Nécessité d’une coalition internationale solide

Pour la ministre, la réussite d’un tel projet exige une coalition internationale solide. C’est pourquoi elle sollicite l’appui continu des pays du G7, pour inscrire le Projet Grand Inga comme priorité stratégique dans son agenda en 2026 et bien au-delà.

« Vous, représentants de ces grandes nations partenaires, êtes nos relais privilégiés pour porter cette ambition, améliorer la visibilité du projet et renforcer la crédibilité internationale. Je tiens à remercier la Banque Africaine de Développement et la Banque mondiale pour leur accompagnement constant. Grâce à leur soutien, ce qui n’était jadis qu’une vision est devenu un programme de développement intégré et durable, résolument tourné vers la résilience climatique et le développement holistique », affirme la patronne de la Coopération congolaise.
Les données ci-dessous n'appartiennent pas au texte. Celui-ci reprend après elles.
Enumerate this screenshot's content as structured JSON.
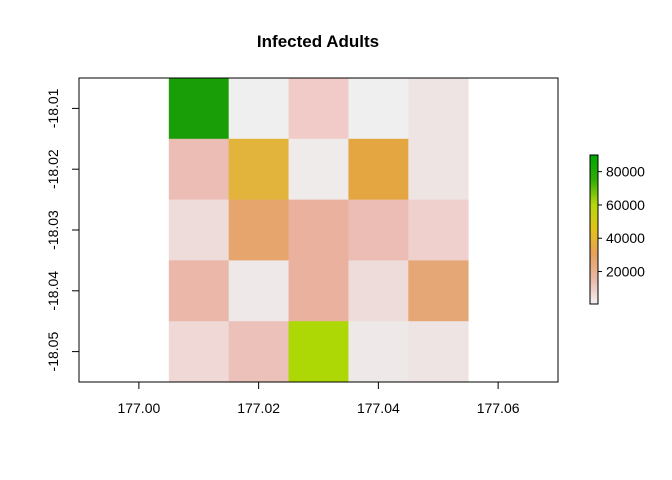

Et d’ajouter, la BAD a permis la réalisation des premières études de faisabilité en 2013, et poursuit son appui à travers le PASEL. Aujourd’hui, elle cofinance avec la Banque mondiale le développement d’Inga 3.

Le récent engagement de la Banque mondiale, à travers un prêt d’un milliard de dollars américains, marque une étape décisive. Il permet de relancer les études techniques, de renforcer les capacités institutionnelles et d’accompagner les communautés locales avant même la phase de construction.

« Je tiens également à exprimer mes sincères remerciements à l’ensemble des pays du G7 qui ont apporté leur vote favorable lors de l’approbation du projet par le Conseil d’administration de la Banque mondiale. Cette étape, exigeant un processus rigoureux d’évaluation technique, financière et environnementale, témoigne de la solidité du projet et de la qualité de la collaboration menée », dit-elle, tout en saluant tout particulièrement le leadership de certains pays qui ont plaidé en faveur de ce projet et su bâtir des coalitions de soutien en son sein — car nous savons qu’un tel engagement représente un pari pour beaucoup.

La ministre a salué l’excellent esprit de coopération qui a animé les équipes congolaises et la représentation de la Banque mondiale en RDC tout au long de ce parcours exigeant — depuis l’élaboration des dossiers jusqu’à leur validation au plus haut niveau. Ces avancées illustrent l’efficacité de la diplomatie économique de développement que la RDC met en œuvre avec détermination.

Elle a terminé par avouer que le Projet Inga est bien plus qu’un rêve congolais : c’est une promesse africaine. Une passerelle vers un avenir où l’énergie devient un droit pour tous, un catalyseur de développement et un moteur de paix. La RDC, pays-solution au potentiel inégalé, tend la main à ses partenaires du G7 pour écrire ensemble cette page essentielle de l’histoire du continent.